Un matériau révolutionnaire pour l'électronique de demain

© Jamani Caillet / EPFL

© Jamani Caillet / EPFL

Les propriétés extraordinaires du dioxyde de vanadium (VO2) en font un candidat de choix pour dépasser les limites du silicium et développer de nouveaux dispositifs électroniques à faible consommation. Le projet de recherche Phase Change Switch (https://phasechange-switch.org/ ), financé par le programme cadre H2020 de la Commission Européenne et coordonné par des chercheurs de l’EPFL, vient pour de démontrer la possibilité de réaliser de fonctions électroniques programmables en radiofréquence pour des communications aéronautiques ou spatiales. D’autres applications en calcul neuromorphique et intelligence artificielle sont à venir.

Il y avait d’abord le commutateur. Puis le transistor. Arrive aujourd’hui un matériau potentiellement révolutionnaire pour réguler le flux des électrons dans un circuit : le dioxyde de vanadium (VO2). L’une de ses caractéristiques principales est d’être isolant à température ambiante, et de devenir conducteur dès qu’il dépasse les 68°C. Ce phénomène, nommé « commutation par changement de phase » (phase-change switch), fait l’objet d’un vaste projet de recherche européen, inscrit dans le programme Horizon 2020. L’EPFL en a obtenu la coordination, au terme d’une procédure extrêmement sélective.

L’important potentiel d’applications explique pourquoi le consortium du projet Phase-Change Switch, qui durera jusqu’en 2020 avec un financement européen à hauteur de 3,9 millions d’euros, compte dans ses rangs deux grandes entreprises – Thales (France) et IBM Research (Suisse). Elles s’ajoutent aux partenaires académiques que sont l’EPFL, la Max-Planck-Gesellschaft (Allemagne) et l’Université de Cambridge (Grande Bretagne), ainsi qu’à AMO Gesellschaft für Angewandte Mikro- und Optoelektronik GmbH, une spin-off dédiée à la recherche de l’université d’Aix-la-Chapelle (Allemagne).

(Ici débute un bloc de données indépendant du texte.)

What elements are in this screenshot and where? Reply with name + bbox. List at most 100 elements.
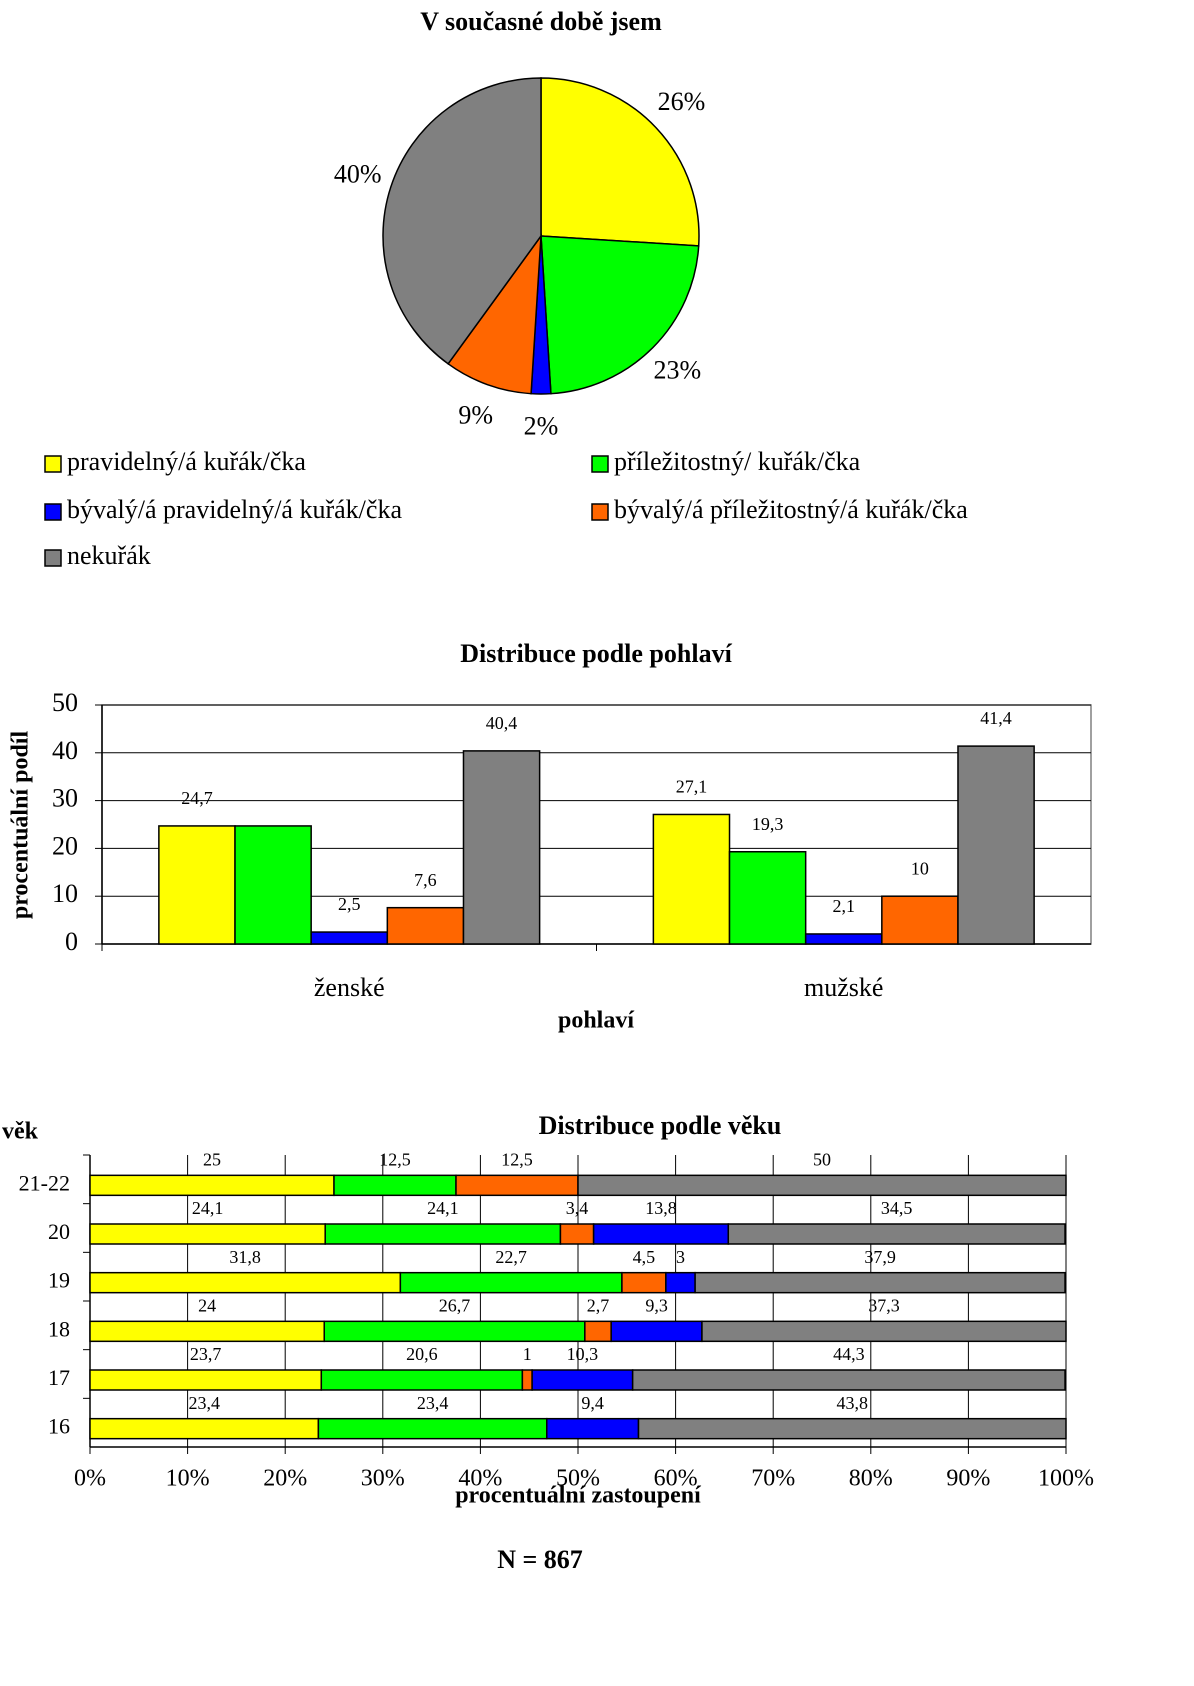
data-label: 2% (524, 412, 559, 441)
data-label: 3,4 (566, 1198, 589, 1218)
bar-segment (546, 1417, 640, 1440)
x-tick-label: 70% (751, 1466, 795, 1492)
data-label: 23,4 (417, 1393, 449, 1413)
pie-slice (540, 77, 700, 247)
data-label: 12,5 (379, 1149, 411, 1169)
x-axis-label: procentuální zastoupení (455, 1483, 701, 1509)
data-label: 27,1 (676, 777, 708, 797)
bar (158, 825, 236, 945)
legend-label: pravidelný/á kuřák/čka (67, 447, 306, 476)
data-label: 1 (523, 1344, 532, 1364)
bar-segment (694, 1271, 1066, 1294)
x-tick-label: 10% (166, 1466, 210, 1492)
y-tick-label: 30 (52, 784, 78, 813)
data-label: 40,4 (486, 713, 518, 733)
legend-label: nekuřák (67, 541, 151, 570)
bar (386, 906, 465, 945)
x-tick-label: 20% (263, 1466, 307, 1492)
bar-segment (89, 1271, 402, 1294)
legend-swatch (591, 503, 609, 521)
data-label: 37,3 (868, 1295, 900, 1315)
bar-segment (89, 1174, 335, 1197)
y-tick-label: 0 (65, 927, 78, 956)
y-tick-label: 18 (48, 1316, 70, 1341)
bar (881, 895, 959, 945)
legend-swatch (44, 455, 62, 473)
data-label: 43,8 (837, 1393, 869, 1413)
bar-segment (455, 1174, 579, 1197)
bar-segment (323, 1320, 586, 1343)
data-label: 10,3 (567, 1344, 599, 1364)
y-tick-label: 16 (48, 1414, 70, 1439)
data-label: 23,7 (190, 1344, 222, 1364)
data-label: 4,5 (633, 1247, 656, 1267)
data-label: 24,7 (181, 788, 213, 808)
legend-swatch (44, 503, 62, 521)
data-label: 41,4 (980, 708, 1012, 728)
data-label: 20,6 (406, 1344, 438, 1364)
y-tick-label: 50 (52, 688, 78, 717)
pie-title: V současné době jsem (420, 7, 662, 36)
data-label: 12,5 (501, 1149, 533, 1169)
data-label: 50 (813, 1149, 831, 1169)
data-label: 31,8 (229, 1247, 261, 1267)
bar-segment (89, 1369, 323, 1391)
bar-segment (584, 1320, 612, 1343)
data-label: 10 (911, 858, 929, 878)
x-tick-label: 100% (1038, 1466, 1094, 1492)
bar (957, 745, 1035, 945)
bar-segment (631, 1369, 1066, 1391)
footnote: N = 867 (497, 1545, 583, 1574)
data-label: 2,1 (833, 896, 856, 916)
data-label: 26,7 (439, 1295, 471, 1315)
bar (652, 813, 731, 945)
pie-slice (382, 77, 542, 365)
data-label: 24 (198, 1295, 216, 1315)
bar-segment (317, 1417, 548, 1440)
data-label: 7,6 (414, 870, 437, 890)
bar-segment (592, 1223, 730, 1245)
data-label: 2,7 (587, 1295, 610, 1315)
legend-label: bývalý/á pravidelný/á kuřák/čka (67, 495, 402, 524)
bar (310, 931, 389, 945)
y-axis-label: věk (2, 1119, 39, 1145)
x-tick-label: 30% (361, 1466, 405, 1492)
data-label: 9,4 (581, 1393, 604, 1413)
bar-segment (621, 1271, 667, 1294)
data-label: 44,3 (833, 1344, 865, 1364)
x-tick-label: 60% (654, 1466, 698, 1492)
y-tick-label: 19 (48, 1268, 70, 1293)
bar-title: Distribuce podle pohlaví (460, 639, 732, 668)
data-label: 25 (203, 1149, 221, 1169)
bar (728, 850, 807, 945)
bar-segment (89, 1417, 320, 1440)
legend-swatch (44, 549, 62, 567)
bar (804, 933, 883, 945)
y-tick-label: 20 (52, 831, 78, 860)
bar-segment (89, 1223, 326, 1245)
bar-segment (559, 1223, 595, 1245)
bar-segment (399, 1271, 623, 1294)
bar-segment (521, 1369, 533, 1391)
x-tick-label: 0% (74, 1466, 106, 1492)
y-tick-label: 21-22 (19, 1170, 70, 1195)
bar (462, 750, 541, 945)
y-tick-label: 20 (48, 1219, 70, 1244)
x-tick-label: 40% (458, 1466, 502, 1492)
data-label: 34,5 (881, 1198, 913, 1218)
bar-segment (320, 1369, 524, 1391)
data-label: 23% (653, 355, 701, 384)
data-label: 19,3 (752, 814, 784, 834)
barh-title: Distribuce podle věku (539, 1111, 782, 1140)
data-label: 9,3 (645, 1295, 668, 1315)
legend-swatch (591, 455, 609, 473)
x-tick-label: 90% (946, 1466, 990, 1492)
x-tick-label: ženské (314, 973, 385, 1002)
bar-segment (89, 1320, 325, 1343)
x-tick-label: 50% (556, 1466, 600, 1492)
bar-segment (333, 1174, 457, 1197)
pie-slice (447, 233, 542, 395)
data-label: 2,5 (338, 894, 361, 914)
data-label: 26% (658, 87, 706, 116)
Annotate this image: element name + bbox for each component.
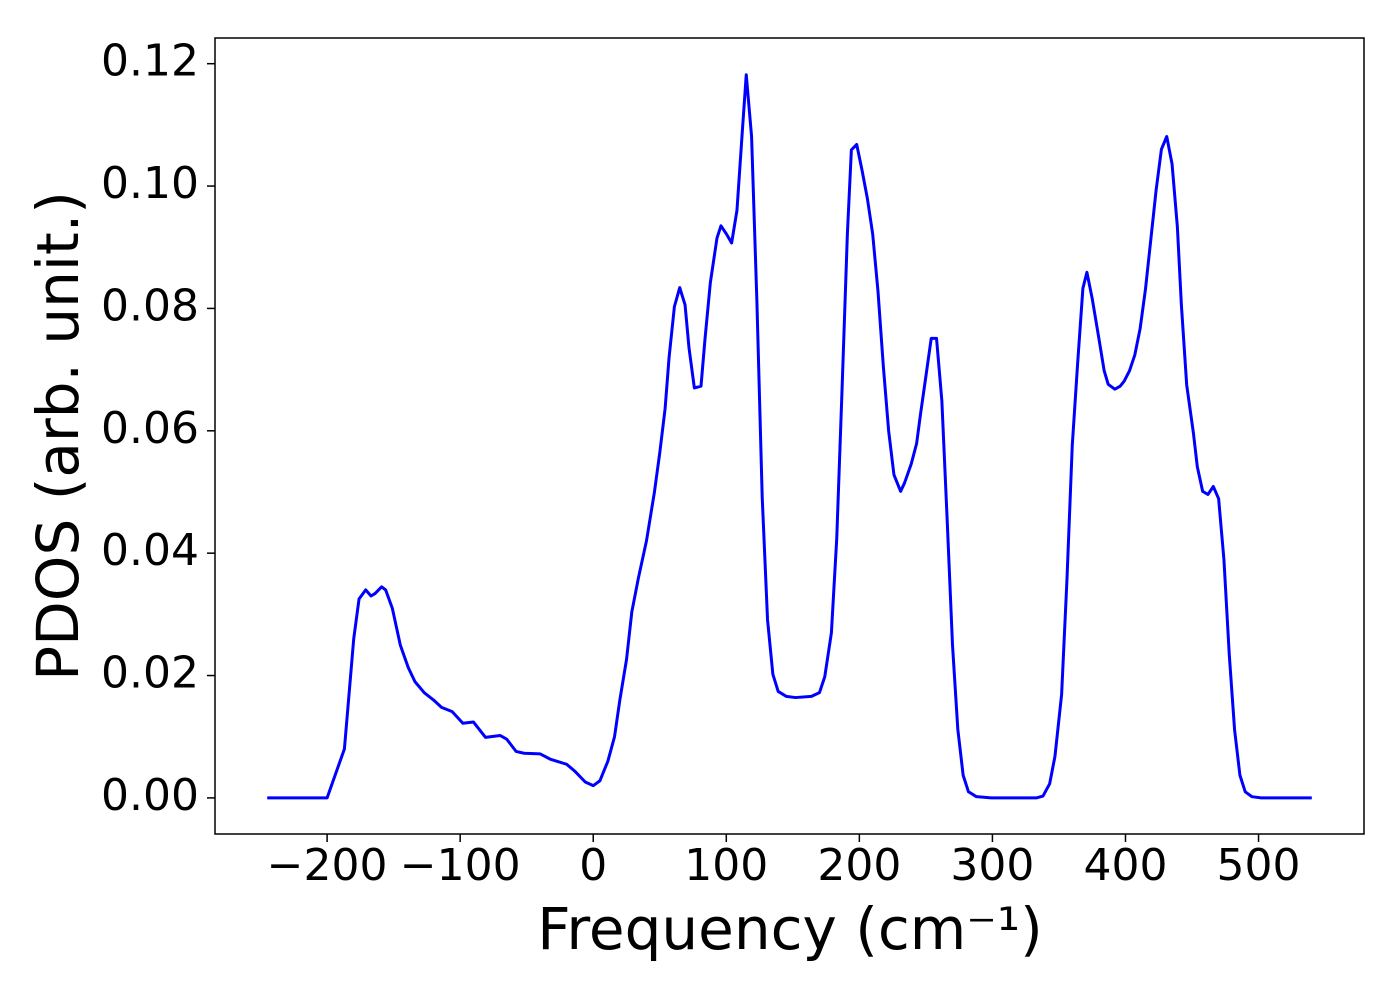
line-series bbox=[267, 73, 1312, 800]
y-tick-label: 0.06 bbox=[101, 403, 199, 454]
y-tick-label: 0.12 bbox=[101, 36, 199, 87]
y-tick-label: 0.08 bbox=[101, 280, 199, 331]
y-tick-label: 0.10 bbox=[101, 158, 199, 209]
x-tick-label: −200 bbox=[267, 840, 388, 891]
y-tick-label: 0.04 bbox=[101, 525, 199, 576]
x-tick-label: 200 bbox=[817, 840, 901, 891]
y-tick-label: 0.02 bbox=[101, 648, 199, 699]
y-axis-label: PDOS (arb. unit.) bbox=[24, 191, 92, 681]
y-tick-label: 0.00 bbox=[101, 770, 199, 821]
plot-frame bbox=[214, 37, 1365, 835]
x-tick-label: 0 bbox=[579, 840, 607, 891]
x-tick-label: 400 bbox=[1083, 840, 1167, 891]
x-axis-label: Frequency (cm⁻¹) bbox=[537, 895, 1043, 963]
x-tick-label: 300 bbox=[950, 840, 1034, 891]
x-tick-label: 100 bbox=[684, 840, 768, 891]
x-tick-label: 500 bbox=[1217, 840, 1301, 891]
x-tick-label: −100 bbox=[400, 840, 521, 891]
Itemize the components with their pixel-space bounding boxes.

Le défi: augmenter la température
Bien que connues de longue date, les propriétés électroniques du VO2 n’ont pu être expliquées que récemment. L’augmentation de la température opère une réorganisation des atomes au sein du matériau. De cristallin à froid, il devient métallique lorsque la température de 68°C est atteinte. L’avantage étant que cette transition s’opère extrêmement vite, en moins d’une nanoseconde. « Le matériau est également sensible à d’autres paramètres susceptibles de le faire changer d’état, précise Adrian Ionescu, professeur à l’EPFL, responsable du Laboratoire de dispositifs nanoélectroniques (Nanolab) et coordinateur du projet H2020 « Phase-Change Switch ». On peut ainsi provoquer le changement de phase soit par une action sur la température, soit par l’application d’une tension électrique, ou encore par l’émission d’une onde radio dans les fréquences térahertz ».

Jusqu’à ce jour, l’exploitation des propriétés du VO2 se heurtait toutefois à un écueil : cette température de transition ne se prête guère aux applications microélectroniques, dont les circuits doivent pouvoir atteindre les 100°C sans dysfonctionner. Or, en juillet 2017, le Journal of Applied Physics publiait les résultats d’une étude codirigée par deux chercheurs de l’EPFL, Adrian Ionescu (faculté STI) et Andreas Schüler (faculté ENAC), qui démontrent que l’adjonction de germanium aux films de VO2 permet de faire grimper la température du changement de phase à plus de 100°C.

Plus intéressants encore, et particulièrement prometteurs dans le domaine des applications radiofréquences, de nouveaux résultats du Nanolab sont publiés ce 2 février 2018 dans la revue IEEE Access. En première mondiale, les chercheurs sont parvenus à réaliser des filtres de fréquence modulables ultra-compacts, toujours basés sur la technologie de la commutation par changement de phase et le dioxide de vanadium, et efficaces dans une gamme de fréquences cruciale pour le développement de systèmes de communication dédiés à l’espace (bande de fréquence Ka, modulation programmable entre 28,2 et 35 GHz).

Processeurs neuromorphiques et véhicules autonomes
Ces nouveaux résultats, très encourageants, sont de nature à stimuler la recherche d’applications pour le dioxyde de vanadium dans le développement de dispositifs électroniques à ultra-faible consommation d’énergie. Outre la communication dans l’espace, des débouchés s’esquissent déjà du côté de l’informatique neuromorphique ainsi que pour la mise au point de radars à hautes fréquences pour les véhicules autonomes.